PHOTO FOURNIE PAR LOBLAW

Chez T&T, on vend beaucoup de fruits et légumes frais, des poissons et des coupes de viandes qu’on ne trouverait pas chez Provigo.

Inconnue ici, T&T est néanmoins la plus importante chaîne d’épiceries asiatiques au pays, avec 13 succursales en Colombie-Britannique, 6 en Alberta et 10 en Ontario. Loblaw a mis la main dessus en 2009. À l’époque, elle regroupait 17 magasins dans ces trois mêmes provinces. C’est donc la première fois que Loblaw amène cette enseigne dans un tout nouveau marché. Et il est déjà prévu d’en ouvrir plusieurs », m’a écrit Richard Dufresne, chef de la direction financière de Loblaw.

Pour la petite histoire, T&T a été fondée en Colombie-Britannique en 1993 par Cindy Lee, une immigrante chinoise. Le nom qu’elle a choisi fait notamment référence à ses deux filles, Tina et Tiffany. La famille est encore aux commandes, Tina lui ayant succédé en 2014.
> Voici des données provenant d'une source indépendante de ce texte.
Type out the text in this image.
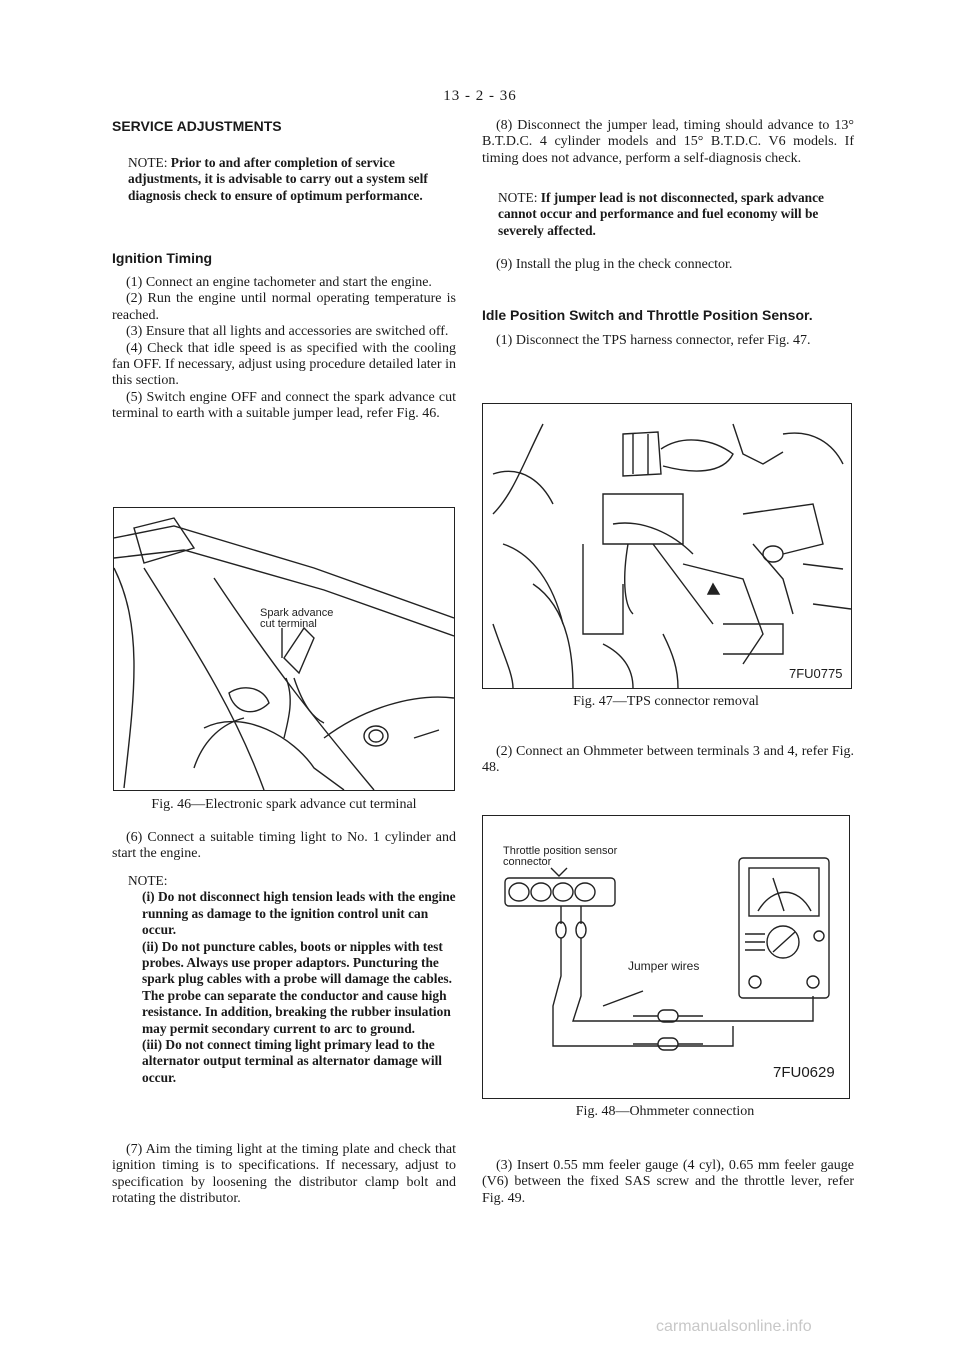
13 - 2 - 36
SERVICE ADJUSTMENTS
NOTE: Prior to and after completion of service adjustments, it is advisable to carry out a system self diagnosis check to ensure of optimum performance.
Ignition Timing

(1) Connect an engine tachometer and start the engine.

(2) Run the engine until normal operating temperature is reached.

(3) Ensure that all lights and accessories are switched off.

(4) Check that idle speed is as specified with the cooling fan OFF. If necessary, adjust using procedure detailed later in this section.

(5) Switch engine OFF and connect the spark advance cut terminal to earth with a suitable jumper lead, refer Fig. 46.

Spark advance
cut terminal
Fig. 46—Electronic spark advance cut terminal

(6) Connect a suitable timing light to No. 1 cylinder and start the engine.

NOTE:
(i) Do not disconnect high tension leads with the engine running as damage to the ignition control unit can occur.
(ii) Do not puncture cables, boots or nipples with test probes. Always use proper adaptors. Puncturing the spark plug cables with a probe will damage the cables. The probe can separate the conductor and cause high resistance. In addition, breaking the rubber insulation may permit secondary current to arc to ground.
(iii) Do not connect timing light primary lead to the alternator output terminal as alternator damage will occur.

(7) Aim the timing light at the timing plate and check that ignition timing is to specifications. If necessary, adjust to specification by loosening the distributor clamp bolt and rotating the distributor.

(8) Disconnect the jumper lead, timing should advance to 13° B.T.D.C. 4 cylinder models and 15° B.T.D.C. V6 models. If timing does not advance, perform a self-diagnosis check.

NOTE: If jumper lead is not disconnected, spark advance cannot occur and performance and fuel economy will be severely affected.

(9) Install the plug in the check connector.

Idle Position Switch and Throttle Position Sensor.

(1) Disconnect the TPS harness connector, refer Fig. 47.

7FU0775
Fig. 47—TPS connector removal

(2) Connect an Ohmmeter between terminals 3 and 4, refer Fig. 48.

Throttle position sensor
connector
Jumper wires
7FU0629
Fig. 48—Ohmmeter connection

(3) Insert 0.55 mm feeler gauge (4 cyl), 0.65 mm feeler gauge (V6) between the fixed SAS screw and the throttle lever, refer Fig. 49.

carmanualsonline.info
On pourrait même dire que la troisième génération est impliquée dans l’expansion au Québec. Puisque la fille de Tina, Kira, qui n’a que 9 ans, a enregistré une sympathique vidéo – dans un excellent français – pour présenter aux Québécois les magasins créés par sa grand-mère. On y voit des clients qui tentent d’attraper des crustacés vivants dans de gros bacs remplis d’eau.

Regardez la vidéo

Petite anecdote au sujet de ces aquariums : ils contiennent autant d’eau que la piscine dans votre cour. Ce qui illustre bien l’importance des poissons et des fruits de mer dans l’offre de produits.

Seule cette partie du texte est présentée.